Like her sister Angela, Elizabeth Williams found a lot of joy from playing with Black Barbies as a child. Currently, she has eight Black Barbie dolls in her possession, and she says she won’t be selling any of them anytime soon.

Elizabeth Williams shows off her impressive Black Barbie doll collection.
Elizabeth Williams shows off her impressive Black Barbie doll collection.Courtesy Elizabeth Williams

Aside from collecting, Elizabeth Williams also buys her niece Nyla a Black Barbie every now and then. When she was younger, the teen used to have an impressive Barbie collection that included an “airplane,” “jeep,” “cruise ship” and more.

“I didn’t have a lot of that in my childhood. So I wanted to make certain that most of the dolls in our home reflected the world that she lives in and I wanted her to see that her dolls were just as beautiful as any white doll you can get,” Angela Williams says.

But once Nyla became a certain age, she donated most of her collection to a friend at her mom’s local church. Now, she just has a few dolls at home.

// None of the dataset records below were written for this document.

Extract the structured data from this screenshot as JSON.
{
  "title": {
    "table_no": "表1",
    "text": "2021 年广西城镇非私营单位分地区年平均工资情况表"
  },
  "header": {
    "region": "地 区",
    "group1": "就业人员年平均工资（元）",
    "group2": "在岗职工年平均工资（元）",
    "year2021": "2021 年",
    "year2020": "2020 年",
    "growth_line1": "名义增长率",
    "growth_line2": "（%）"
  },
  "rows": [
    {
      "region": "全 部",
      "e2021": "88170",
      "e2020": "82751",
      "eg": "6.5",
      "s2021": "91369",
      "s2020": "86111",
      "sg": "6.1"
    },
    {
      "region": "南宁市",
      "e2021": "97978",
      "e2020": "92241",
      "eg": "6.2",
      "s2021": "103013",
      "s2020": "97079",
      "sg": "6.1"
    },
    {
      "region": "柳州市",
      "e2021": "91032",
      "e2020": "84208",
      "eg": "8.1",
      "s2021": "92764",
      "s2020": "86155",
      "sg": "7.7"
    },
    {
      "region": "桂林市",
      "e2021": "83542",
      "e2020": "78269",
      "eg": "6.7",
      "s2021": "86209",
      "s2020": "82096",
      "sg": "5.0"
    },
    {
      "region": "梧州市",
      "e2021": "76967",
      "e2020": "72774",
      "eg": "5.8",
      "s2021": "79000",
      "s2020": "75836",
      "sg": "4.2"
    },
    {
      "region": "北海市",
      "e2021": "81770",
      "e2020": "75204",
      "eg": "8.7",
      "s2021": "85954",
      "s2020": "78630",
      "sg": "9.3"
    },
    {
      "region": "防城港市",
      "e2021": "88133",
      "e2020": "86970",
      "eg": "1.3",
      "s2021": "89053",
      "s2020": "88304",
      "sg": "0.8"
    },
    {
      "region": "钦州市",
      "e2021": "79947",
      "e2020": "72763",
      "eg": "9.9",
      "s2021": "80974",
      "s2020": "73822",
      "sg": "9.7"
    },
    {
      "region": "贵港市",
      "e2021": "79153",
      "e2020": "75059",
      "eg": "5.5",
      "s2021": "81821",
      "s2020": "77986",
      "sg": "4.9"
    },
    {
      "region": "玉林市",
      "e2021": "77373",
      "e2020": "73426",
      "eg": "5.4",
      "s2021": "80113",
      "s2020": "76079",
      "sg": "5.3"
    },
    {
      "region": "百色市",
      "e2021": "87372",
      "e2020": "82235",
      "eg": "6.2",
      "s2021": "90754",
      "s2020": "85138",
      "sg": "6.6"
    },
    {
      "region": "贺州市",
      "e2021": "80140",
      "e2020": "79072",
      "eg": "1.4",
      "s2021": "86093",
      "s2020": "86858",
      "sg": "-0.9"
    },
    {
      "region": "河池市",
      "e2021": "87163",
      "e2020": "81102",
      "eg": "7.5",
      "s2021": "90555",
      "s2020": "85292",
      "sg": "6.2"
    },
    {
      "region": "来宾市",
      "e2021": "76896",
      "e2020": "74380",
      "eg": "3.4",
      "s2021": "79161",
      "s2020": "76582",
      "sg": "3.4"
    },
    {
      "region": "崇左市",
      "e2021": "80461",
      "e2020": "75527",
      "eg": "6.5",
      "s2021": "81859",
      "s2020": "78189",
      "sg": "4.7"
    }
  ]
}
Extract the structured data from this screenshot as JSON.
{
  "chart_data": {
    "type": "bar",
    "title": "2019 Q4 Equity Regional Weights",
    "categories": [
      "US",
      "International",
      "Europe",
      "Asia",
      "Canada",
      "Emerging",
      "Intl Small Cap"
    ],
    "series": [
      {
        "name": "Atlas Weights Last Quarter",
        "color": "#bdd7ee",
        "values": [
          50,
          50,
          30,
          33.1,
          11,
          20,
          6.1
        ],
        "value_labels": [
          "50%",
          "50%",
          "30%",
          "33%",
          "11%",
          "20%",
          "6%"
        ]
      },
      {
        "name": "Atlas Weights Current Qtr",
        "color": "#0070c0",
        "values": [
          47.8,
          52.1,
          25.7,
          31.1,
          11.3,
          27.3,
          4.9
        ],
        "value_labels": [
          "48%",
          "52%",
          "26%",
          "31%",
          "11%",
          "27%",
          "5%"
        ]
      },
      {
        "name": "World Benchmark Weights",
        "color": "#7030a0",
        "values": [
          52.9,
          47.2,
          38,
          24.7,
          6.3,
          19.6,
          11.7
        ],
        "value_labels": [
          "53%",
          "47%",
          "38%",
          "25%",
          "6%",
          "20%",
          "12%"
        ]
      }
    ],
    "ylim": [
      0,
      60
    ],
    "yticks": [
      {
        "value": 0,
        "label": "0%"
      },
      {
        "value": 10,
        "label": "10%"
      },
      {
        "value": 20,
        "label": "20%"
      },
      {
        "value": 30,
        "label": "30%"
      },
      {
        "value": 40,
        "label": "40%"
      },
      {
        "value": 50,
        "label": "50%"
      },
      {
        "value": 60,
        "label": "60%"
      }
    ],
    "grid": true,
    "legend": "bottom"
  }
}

Angela Williams shows off two of her daughter's Barbie dolls.
Angela Williams shows off two of her daughter’s Barbie dolls.Courtesy Angela Williams

While thinking about the important role that her Black Barbies played in her life, Nyla says she was so “excited” to “have dolls that looked like me.” And if the toy came with straight hair, her mom would help her wash the doll’s locks so it would have the same “big fluffy curly hair” that Nyla donned herself.

Helping her kid feel more represented in society is just one way Angela Williams is teaching her daughter that Black is beautiful.

In an attempt to give her daughter a more robust childhood, Angela Williams is making sure Nyla doesn’t repeat the same mistakes she did.

“I honestly didn’t realize the value of having a doll that looked like me until I was older,” she says. “Until it was time for me to stop playing with them.”